Für den Konzernabschluss ergeben sich zudem folgende weitere Besonderheiten in Bezug auf latente Steuern:

  • Die ggf. im Jahresabschluss von TU in Anspruch genommenen größenabhängigen Erleichterungen für kleine KapG nach § 274a Nr. 4 HGB können aufgrund des Einheitsgrundsatzes nicht für Zwecke der Konzernrechnungslegung in Anspruch genommen werden. Es muss unter Beachtung der Grundsätze der Wirtschaftlichkeit und Wesentlichkeit organisatorisch sichergestellt werden, dass die Informationen und Daten, die ohne Inanspruchnahme der größenabhängigen Erleichterungen erforderlich sind, bei der Berechnung der latenten Steuern für den Konzernabschluss vorliegen.
  • Steuerliche Verlustvorträge, die bei der Berechnung aktiver latenter Steuern für die innerhalb der nächsten fünf Jahre zu erwartende Verlustverrechnung zu berücksichtigen sind, sind auch auf Ebene des Konzerns für die jeweiligen Steuersubjekte zu ermitteln.
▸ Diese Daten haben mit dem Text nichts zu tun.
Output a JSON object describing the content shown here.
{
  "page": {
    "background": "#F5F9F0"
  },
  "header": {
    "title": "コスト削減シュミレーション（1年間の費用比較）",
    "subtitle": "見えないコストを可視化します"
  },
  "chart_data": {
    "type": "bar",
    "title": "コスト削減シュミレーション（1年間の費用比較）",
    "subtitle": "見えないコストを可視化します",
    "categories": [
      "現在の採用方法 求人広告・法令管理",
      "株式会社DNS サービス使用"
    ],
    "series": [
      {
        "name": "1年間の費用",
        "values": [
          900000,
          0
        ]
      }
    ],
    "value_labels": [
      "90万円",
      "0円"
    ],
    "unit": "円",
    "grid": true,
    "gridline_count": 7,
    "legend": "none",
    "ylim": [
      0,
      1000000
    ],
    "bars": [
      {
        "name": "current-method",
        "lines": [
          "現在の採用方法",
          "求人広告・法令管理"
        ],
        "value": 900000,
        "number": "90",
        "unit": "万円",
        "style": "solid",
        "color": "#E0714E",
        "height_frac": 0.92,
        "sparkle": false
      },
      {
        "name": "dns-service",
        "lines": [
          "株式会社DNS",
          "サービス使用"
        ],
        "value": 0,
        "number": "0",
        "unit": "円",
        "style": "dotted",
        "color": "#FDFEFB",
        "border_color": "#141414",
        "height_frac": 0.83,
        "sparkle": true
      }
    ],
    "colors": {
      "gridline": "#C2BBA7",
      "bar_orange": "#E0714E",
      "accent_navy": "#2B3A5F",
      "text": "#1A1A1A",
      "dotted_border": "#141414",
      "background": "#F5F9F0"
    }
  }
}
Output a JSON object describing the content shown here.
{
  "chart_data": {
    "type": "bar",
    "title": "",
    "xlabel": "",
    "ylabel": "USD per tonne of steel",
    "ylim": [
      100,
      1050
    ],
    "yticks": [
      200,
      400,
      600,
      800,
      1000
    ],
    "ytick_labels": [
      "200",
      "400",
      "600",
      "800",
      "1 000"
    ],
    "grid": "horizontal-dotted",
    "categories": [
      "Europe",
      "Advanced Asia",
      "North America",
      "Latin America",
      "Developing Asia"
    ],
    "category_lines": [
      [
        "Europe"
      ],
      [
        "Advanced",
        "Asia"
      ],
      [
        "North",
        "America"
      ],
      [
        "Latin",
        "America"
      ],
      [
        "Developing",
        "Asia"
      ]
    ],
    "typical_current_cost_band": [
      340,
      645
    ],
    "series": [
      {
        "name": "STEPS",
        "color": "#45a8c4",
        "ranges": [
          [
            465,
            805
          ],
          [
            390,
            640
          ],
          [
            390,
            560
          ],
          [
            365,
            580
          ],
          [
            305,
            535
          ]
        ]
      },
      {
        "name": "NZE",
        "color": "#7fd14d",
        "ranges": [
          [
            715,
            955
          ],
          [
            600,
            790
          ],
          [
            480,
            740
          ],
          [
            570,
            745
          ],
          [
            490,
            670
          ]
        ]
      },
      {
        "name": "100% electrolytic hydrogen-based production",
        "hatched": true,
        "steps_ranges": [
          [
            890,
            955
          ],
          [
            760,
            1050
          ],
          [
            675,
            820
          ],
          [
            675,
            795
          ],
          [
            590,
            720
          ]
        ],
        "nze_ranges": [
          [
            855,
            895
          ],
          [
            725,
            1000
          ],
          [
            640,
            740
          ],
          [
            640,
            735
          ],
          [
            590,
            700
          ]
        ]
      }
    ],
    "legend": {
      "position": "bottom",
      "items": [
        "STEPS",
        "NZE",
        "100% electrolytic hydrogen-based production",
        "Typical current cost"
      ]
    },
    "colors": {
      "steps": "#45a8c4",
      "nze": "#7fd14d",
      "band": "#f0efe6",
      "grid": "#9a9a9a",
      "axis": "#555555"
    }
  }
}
Dies gilt auch, wenn sich die vorliegenden Planungsrechnungen nur über einen kürzeren Zeitraum als fünf Jahre erstrecken. In diesem Fall sind sachgerechte und plausible Schätzungen vorzunehmen (DRS 18.19).
  • Da der Konzernabschluss keine Grundlage für die Gewinnverwendung darstellt, hat die Ausschüttungssperre des § 268 Abs. 8 HGB für einen in der Handelsbilanz II angesetzten Aktivüberhang latenter Steuern gem. § 274 Abs. 1 Satz 2 HGB keine Bedeutung.[4]
[1] Vgl. Störk/Deubert, in Beck Bil-Komm., 13. Aufl. 2022, § 298 HGB Rz 32.
[2] Vgl. Müller/Reinke/Scheid, DStR 2021, S. 1722.
[3] Vgl. Senger/Kurz, in BeckOGK Bilanzrecht, § 298 HGB Rz 23, Stand: 9/2021.
[4] Vgl. Störk/Deubert, in Beck Bil-Komm., 13. Aufl. 2022, § 298 HGB Rz 33.